Auxiliary information : the raking-ratio empirical process

TL;DR

This paper analyzes the asymptotic and nonasymptotic properties of a modified empirical measure adjusted by the raking-ratio method, providing theoretical insights and bounds relevant for finite samples and large iterations.

Contribution

It establishes asymptotic behavior, Gaussian approximation bounds, and explicit covariance formulas for the raking-ratio empirical process, including special cases like contingency tables.

Findings

Asymptotic properties of the raking-ratio empirical process are characterized.

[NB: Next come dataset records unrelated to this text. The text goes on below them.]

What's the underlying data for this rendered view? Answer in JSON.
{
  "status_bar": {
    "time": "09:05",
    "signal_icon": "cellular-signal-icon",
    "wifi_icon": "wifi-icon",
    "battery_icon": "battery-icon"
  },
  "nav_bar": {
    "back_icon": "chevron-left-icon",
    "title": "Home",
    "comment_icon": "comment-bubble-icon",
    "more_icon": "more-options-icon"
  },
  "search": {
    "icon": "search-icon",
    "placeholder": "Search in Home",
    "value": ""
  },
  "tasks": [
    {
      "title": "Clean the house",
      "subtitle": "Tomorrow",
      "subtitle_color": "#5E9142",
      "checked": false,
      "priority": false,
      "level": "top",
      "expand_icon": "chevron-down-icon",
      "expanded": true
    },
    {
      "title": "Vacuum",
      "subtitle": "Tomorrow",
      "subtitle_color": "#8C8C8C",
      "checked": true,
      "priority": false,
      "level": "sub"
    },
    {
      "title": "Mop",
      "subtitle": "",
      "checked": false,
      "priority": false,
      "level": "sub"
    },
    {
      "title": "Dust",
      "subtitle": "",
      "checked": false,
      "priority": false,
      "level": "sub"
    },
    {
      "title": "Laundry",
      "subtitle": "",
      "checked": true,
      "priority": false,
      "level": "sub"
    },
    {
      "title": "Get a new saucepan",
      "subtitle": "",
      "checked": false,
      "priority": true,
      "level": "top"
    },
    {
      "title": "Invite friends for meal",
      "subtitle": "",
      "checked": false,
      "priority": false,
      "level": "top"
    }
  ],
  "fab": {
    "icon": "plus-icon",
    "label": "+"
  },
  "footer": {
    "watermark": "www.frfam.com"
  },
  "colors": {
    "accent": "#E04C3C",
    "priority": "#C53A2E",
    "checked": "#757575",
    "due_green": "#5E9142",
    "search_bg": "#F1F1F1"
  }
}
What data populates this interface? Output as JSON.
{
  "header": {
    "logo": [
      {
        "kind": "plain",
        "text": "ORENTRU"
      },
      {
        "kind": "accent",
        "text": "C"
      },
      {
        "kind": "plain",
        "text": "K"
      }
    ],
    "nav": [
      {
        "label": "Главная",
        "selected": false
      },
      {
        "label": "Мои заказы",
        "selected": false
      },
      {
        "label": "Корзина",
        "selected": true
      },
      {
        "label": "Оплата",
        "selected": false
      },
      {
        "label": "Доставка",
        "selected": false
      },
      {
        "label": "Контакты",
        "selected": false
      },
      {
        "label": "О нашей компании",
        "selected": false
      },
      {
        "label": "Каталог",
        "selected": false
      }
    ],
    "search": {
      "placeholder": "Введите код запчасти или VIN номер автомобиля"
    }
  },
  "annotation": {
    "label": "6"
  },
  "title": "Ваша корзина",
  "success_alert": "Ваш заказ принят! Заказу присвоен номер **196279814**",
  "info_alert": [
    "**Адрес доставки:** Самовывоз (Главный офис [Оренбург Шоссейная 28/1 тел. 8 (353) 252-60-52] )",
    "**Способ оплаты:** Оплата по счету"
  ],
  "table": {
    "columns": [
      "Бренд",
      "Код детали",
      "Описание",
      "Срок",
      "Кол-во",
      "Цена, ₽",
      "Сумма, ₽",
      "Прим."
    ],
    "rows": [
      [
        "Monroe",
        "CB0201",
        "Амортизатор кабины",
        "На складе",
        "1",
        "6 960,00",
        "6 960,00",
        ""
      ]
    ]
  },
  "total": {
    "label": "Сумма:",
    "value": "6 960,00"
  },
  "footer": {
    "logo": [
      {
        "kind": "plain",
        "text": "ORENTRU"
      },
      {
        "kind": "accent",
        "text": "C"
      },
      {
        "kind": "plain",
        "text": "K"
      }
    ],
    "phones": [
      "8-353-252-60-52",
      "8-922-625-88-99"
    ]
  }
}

Nonasymptotic Gaussian approximation bounds are derived, depending on sample size and iterations.

Explicit formulas for limiting covariance matrices are provided, especially for contingency tables.

Abstract

We study the empirical measure associated to a sample of size $n$ and modified by $N$ iterations of the raking-ratio method. This empirical measure is adjusted to match the true probability of sets in a finite partition which changes each step. We establish asymptotic properties of the raking-ratio empirical process indexed by functions as $n\rightarrow +\infty$, for $N$ fixed. We study nonasymptotic properties by using a Gaussian approximation which yields uniform Berry-Esseen type bounds depending on $n, N$ and provides estimates of the uniform quadratic risk reduction. A closed-form expression of the limiting covariance matrices is derived as $N\rightarrow +\infty$. In the two-way contingency table case the limiting process has a simple explicit formula.